Auch Roewers Nachfolger Thomas Sippel traf sich noch siebenmal konspirativ mit Brandt. Sippel, der nach wie vor das Landesamt führt, räumt inzwischen ein, nicht wirklich sicher zu sein, ob die Anfang 1998 spurlos abgetauchten Serienmörder von Jena irgendwann dem Verfassungsschutz zugearbeitet haben. Man habe das überprüft, doch "letzte Zweifel nicht beseitigen" können, sagt er. Zugleich schließt Sippel nicht aus, dass Roewer V-Leute auf eigene Rechnung führte. In der Tat betrieb der ein Doppelleben. Der frühere Panzeroffizier der Bundeswehr leistete sich während seiner Erfurter Geheimdienstjahre aus Amtsgeldern ein teures Hobby: Er gründete einen Verlag und veröffentlichte dort eigene wie fremde Ergüsse zum zwielichtigen Milieu. Es wurde wegen Untreue in 48 besonders schweren Fällen gegen ihn ermittelt, teils in Tateinheit mit schwerem Betrug. Doch da Roewer 2008 als verhandlungsunfähig galt, stellte man das Verfahren ein. Heute lebt er als Schriftsteller in Weimar. Zum aktuellen Fall mag er sich nicht äußern.

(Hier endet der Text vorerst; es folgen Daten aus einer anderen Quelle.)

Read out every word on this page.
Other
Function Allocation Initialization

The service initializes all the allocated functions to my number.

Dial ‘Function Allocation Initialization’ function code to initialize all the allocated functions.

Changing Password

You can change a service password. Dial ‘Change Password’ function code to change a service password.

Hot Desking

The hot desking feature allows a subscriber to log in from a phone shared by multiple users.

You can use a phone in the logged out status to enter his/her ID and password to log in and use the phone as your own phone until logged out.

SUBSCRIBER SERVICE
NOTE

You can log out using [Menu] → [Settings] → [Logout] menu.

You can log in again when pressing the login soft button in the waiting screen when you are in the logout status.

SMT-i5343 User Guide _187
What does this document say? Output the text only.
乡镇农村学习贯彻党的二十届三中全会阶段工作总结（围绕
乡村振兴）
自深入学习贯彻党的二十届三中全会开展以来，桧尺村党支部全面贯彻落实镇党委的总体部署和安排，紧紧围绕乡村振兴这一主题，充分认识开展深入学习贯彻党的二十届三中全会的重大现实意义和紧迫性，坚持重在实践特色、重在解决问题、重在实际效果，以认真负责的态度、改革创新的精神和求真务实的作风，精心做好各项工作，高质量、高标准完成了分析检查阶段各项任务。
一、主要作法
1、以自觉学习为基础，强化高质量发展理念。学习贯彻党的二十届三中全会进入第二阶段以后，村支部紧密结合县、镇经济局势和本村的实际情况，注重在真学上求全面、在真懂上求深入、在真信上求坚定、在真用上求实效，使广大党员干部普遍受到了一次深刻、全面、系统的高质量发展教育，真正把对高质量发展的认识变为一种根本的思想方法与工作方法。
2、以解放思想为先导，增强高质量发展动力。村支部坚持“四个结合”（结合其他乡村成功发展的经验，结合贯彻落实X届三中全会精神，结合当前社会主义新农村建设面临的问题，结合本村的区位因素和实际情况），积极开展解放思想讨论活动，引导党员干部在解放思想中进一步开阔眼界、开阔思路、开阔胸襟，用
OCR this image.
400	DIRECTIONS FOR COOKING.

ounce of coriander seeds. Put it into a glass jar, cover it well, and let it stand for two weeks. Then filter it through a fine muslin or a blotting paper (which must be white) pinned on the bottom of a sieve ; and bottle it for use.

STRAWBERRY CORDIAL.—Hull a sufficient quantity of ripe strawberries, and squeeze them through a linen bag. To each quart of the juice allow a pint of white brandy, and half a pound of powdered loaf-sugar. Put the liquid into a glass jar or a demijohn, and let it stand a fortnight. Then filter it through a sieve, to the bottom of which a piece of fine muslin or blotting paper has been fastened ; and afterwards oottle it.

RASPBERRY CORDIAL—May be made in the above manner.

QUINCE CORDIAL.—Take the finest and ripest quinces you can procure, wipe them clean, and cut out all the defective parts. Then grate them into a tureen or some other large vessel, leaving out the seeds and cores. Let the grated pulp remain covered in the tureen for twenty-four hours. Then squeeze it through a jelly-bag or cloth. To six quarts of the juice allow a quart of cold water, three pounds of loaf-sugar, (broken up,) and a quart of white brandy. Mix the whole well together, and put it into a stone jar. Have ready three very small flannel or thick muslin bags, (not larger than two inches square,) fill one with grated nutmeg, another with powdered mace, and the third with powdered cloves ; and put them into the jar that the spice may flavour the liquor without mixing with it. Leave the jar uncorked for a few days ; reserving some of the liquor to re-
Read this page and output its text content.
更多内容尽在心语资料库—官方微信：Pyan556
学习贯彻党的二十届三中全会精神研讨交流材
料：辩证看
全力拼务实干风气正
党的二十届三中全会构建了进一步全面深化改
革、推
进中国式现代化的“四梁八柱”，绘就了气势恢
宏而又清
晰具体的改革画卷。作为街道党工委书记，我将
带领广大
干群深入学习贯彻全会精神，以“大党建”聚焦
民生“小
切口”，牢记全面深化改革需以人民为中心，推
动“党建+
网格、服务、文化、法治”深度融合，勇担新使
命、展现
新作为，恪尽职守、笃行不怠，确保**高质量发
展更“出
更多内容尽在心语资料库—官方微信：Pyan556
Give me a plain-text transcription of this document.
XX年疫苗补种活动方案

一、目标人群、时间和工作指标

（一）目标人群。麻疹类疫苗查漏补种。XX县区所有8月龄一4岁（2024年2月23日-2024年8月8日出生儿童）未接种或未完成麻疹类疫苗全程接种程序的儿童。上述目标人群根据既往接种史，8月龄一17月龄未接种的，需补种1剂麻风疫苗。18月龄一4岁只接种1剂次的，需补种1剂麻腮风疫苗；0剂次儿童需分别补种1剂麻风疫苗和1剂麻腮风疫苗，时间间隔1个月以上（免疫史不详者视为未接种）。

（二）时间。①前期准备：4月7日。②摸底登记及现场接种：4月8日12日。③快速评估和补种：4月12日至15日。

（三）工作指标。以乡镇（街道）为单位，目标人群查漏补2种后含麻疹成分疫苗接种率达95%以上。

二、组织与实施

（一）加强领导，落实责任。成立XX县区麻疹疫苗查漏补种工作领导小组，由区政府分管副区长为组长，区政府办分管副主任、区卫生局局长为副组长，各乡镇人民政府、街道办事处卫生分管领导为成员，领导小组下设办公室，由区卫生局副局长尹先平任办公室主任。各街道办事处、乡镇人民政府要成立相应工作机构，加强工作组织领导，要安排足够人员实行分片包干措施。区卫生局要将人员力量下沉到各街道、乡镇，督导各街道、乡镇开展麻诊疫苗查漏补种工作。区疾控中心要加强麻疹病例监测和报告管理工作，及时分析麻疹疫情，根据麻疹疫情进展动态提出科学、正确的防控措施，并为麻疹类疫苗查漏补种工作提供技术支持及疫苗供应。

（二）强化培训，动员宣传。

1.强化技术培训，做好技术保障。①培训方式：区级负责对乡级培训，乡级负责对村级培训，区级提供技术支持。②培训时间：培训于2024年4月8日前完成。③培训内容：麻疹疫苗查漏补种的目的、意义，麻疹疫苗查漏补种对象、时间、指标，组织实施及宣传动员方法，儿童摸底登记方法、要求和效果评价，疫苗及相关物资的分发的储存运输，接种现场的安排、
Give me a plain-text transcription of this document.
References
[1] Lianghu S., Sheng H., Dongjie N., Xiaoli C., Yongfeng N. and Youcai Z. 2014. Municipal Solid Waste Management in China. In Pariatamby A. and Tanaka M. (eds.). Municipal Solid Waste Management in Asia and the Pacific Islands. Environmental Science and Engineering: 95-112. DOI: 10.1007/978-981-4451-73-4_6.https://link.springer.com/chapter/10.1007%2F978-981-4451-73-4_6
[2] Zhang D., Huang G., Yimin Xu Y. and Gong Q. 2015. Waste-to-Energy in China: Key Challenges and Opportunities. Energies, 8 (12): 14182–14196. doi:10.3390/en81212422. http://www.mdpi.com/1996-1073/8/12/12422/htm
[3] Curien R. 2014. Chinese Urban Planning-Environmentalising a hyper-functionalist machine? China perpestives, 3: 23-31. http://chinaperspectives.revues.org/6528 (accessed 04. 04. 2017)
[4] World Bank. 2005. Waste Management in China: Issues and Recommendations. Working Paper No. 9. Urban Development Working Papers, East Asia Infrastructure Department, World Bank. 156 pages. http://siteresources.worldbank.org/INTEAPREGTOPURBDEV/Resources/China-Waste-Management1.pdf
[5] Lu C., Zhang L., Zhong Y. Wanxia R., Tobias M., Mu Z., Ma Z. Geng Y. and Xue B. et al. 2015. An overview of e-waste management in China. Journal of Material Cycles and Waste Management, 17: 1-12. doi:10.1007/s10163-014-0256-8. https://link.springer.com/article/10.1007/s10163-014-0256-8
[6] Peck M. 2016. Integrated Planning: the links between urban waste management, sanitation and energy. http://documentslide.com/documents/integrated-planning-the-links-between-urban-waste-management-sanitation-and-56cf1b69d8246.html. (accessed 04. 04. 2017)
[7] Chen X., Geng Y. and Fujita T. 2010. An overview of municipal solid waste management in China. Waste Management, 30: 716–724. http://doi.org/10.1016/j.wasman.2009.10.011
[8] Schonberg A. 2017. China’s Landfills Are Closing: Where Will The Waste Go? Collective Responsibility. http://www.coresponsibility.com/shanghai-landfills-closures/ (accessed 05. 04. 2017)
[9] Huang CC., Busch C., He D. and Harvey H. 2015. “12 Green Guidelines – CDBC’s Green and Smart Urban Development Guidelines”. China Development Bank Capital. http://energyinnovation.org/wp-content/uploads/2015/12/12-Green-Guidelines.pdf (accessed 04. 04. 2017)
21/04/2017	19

Roewer bewusste Unterstützung der rechten Terrorszene zu unterstellen würde ihm nicht gerecht. Als er 1994 als Ministerialrat aus dem Bundesinnenministerium nach Erfurt kam, stolperte der intellektuell veranlagte Mann in ein Chaos. Vor und nach der Ära Roewer glich das Thüringer Landesamt einem Tollhaus. Später konnte man im Verfassungsschutzbericht lesen, dass der Geheimdienst so geheim war, dass selbst im eigenen Hause keiner mehr nachkam, wer Nazis schmierte oder wer die Presse mit Interna fütterte. Über Jahre hatte ein Geflecht aus Intrigen und Abhängigkeiten das Amt gelähmt. Überfordert wirkte auch die Parlamentarische Kontrollkommission des Landtages, die dem Geheimdienst auf die Finger schauen sollte.